In the fall of 2017, the first group of 15 inmates at the forestry camp signed up to take the Arborist Short Course program, an 18-hour training offered by Penn State Extension. Zwerver, who hopes to run the program annually and potentially expand to other Pennsylvania prisons, recruited volunteers from various industries and backgrounds to lead the classes, which range from tree biology to knot tying.
During the classroom training, the participants expressed interest in getting hands-on experience. That got them outdoors to learn how to identify different species, prune branches and even safely climb trees.
The instructors and participants agreed that the experience out in the field is vital. “No tree or situation is the same. The more hands-on experience they have, the more they can apply it,” said Wade Renninger, forest and nursery manager at Rockview.
Being 60 feet off the ground and trusting your knots to keep you safe can be daunting, especially for inmates like Devin, who laughed when asked if he had a fear of heights: “Very much so.”

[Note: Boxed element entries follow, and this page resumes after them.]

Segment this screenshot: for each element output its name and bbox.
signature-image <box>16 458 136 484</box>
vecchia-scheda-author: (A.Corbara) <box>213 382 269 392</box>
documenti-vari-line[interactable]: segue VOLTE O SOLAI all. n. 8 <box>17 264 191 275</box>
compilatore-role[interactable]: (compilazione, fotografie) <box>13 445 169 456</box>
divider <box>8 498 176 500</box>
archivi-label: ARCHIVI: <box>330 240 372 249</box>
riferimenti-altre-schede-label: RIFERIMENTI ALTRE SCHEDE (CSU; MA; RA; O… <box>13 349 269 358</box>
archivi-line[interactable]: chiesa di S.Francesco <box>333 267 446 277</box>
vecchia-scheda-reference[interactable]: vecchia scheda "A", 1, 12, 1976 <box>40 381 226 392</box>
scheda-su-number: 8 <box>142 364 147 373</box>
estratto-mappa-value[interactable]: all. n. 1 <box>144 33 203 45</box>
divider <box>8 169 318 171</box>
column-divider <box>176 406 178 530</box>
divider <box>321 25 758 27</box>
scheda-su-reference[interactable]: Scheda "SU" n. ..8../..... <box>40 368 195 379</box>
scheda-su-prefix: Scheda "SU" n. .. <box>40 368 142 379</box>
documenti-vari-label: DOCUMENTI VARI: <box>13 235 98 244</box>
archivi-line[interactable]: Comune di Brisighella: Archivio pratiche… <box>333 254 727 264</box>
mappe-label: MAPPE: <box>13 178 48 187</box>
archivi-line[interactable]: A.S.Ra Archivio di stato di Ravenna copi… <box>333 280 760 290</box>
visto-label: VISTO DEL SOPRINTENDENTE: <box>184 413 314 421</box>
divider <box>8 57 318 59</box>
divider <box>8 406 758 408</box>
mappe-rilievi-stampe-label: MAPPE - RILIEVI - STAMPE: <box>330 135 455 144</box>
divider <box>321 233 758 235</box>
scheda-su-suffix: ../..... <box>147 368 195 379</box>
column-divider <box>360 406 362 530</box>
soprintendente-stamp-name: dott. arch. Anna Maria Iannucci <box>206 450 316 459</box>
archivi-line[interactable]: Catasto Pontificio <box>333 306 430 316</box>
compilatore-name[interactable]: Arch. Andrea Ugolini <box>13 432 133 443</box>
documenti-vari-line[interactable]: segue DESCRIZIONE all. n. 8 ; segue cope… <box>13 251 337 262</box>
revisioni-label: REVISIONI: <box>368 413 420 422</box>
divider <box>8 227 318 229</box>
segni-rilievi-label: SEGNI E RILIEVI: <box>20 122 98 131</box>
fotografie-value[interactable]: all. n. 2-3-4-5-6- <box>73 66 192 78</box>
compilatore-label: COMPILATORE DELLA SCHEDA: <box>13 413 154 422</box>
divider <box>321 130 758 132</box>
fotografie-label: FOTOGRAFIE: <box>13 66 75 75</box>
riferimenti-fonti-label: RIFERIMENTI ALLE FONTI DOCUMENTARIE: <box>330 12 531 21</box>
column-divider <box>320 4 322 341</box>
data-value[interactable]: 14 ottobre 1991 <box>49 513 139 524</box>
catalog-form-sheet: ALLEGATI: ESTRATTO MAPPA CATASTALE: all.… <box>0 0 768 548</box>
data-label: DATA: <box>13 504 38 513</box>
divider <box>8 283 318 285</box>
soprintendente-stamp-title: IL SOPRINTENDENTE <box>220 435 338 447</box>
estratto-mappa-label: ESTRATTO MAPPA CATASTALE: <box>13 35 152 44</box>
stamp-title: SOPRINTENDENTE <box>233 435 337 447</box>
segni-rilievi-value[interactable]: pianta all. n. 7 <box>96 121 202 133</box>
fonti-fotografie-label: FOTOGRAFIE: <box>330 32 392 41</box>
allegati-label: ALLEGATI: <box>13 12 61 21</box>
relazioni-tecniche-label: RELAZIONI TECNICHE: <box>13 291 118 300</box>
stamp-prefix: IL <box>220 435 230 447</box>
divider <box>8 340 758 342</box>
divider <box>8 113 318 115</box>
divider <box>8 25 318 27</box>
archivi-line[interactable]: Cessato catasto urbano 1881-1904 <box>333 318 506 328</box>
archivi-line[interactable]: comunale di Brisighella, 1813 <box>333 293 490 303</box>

But the participants agreed that getting the experience is worth it. “Your own life is in your own hands up in a tree. So, you’ve got to take it seriously,” said Anthony, another inmate at Rockview. “Being outside, working with our hands — just having that gives you a little bit of grit to be able to go out there and strive to do something with yourself. It gives you courage, gives you confidence.”
Courage, confidence and employable skills are all invaluable to these men upon release, as Clegg can attest.
“I’m a success story,” Clegg said. “I learned as much as I could in there and I got out and I’m actually living a life off what I’ve learned and actually raising a family with it, off my earnings from it. I’m actually staying out of trouble.”
Clegg was one of the first men who went through the program to be released from prison. He reached out to Zwerver, who helped him create a resume and put him in touch with contacts in the industry. Within two weeks, he had a job offer. Now, more than a year later, Clegg is continuing work in tree management.
“My life before this, before the program, was basically either like death or prison,” Clegg said. “Prison actually turned out to be a blessing for me because it changed my life in so many ways, especially the forestry camp and having the opportunity to do that: Complete that program and learn so much there. It opened the doors.”
“Now I have a purpose,” he explained. “And I actually get up every morning and like going to work.”
Having steady employment that you enjoy can be crucial to successfully re-entering society. Before going through the program, Clegg said he was in and out of prison. Now, he’s been out and employed for more than a year. “There’s no question that this type of training does help to reduce the recidivism rates,” Renninger said. In Pennsylvania, 60 percent of released inmates are re-arrested or return to prison within three years.
Growing up, Clegg’s parents owned a landscaping business, so he’s had a connection with the outdoors since his youth. Despite that, he said he wouldn’t have considered pursuing a green job without the forestry camp. “I think I was always interested in being outside, but the program gave me a different outlook on the environment as a whole,” Clegg said. “As soon as I went to the forestry camp, I made the decision that this is what I want to do. The program just resparked that passion.”
That passion is something he’s now able to pass on to his children. “We get outside a lot,” Clegg said. “It is kind of neat because my middle daughter, she’s always asking me, like, ‘Daddy, what kind of tree is that?’ And she wants to learn how to climb someday.”
The views expressed by columnists are not necessarily those of the Bay Journal.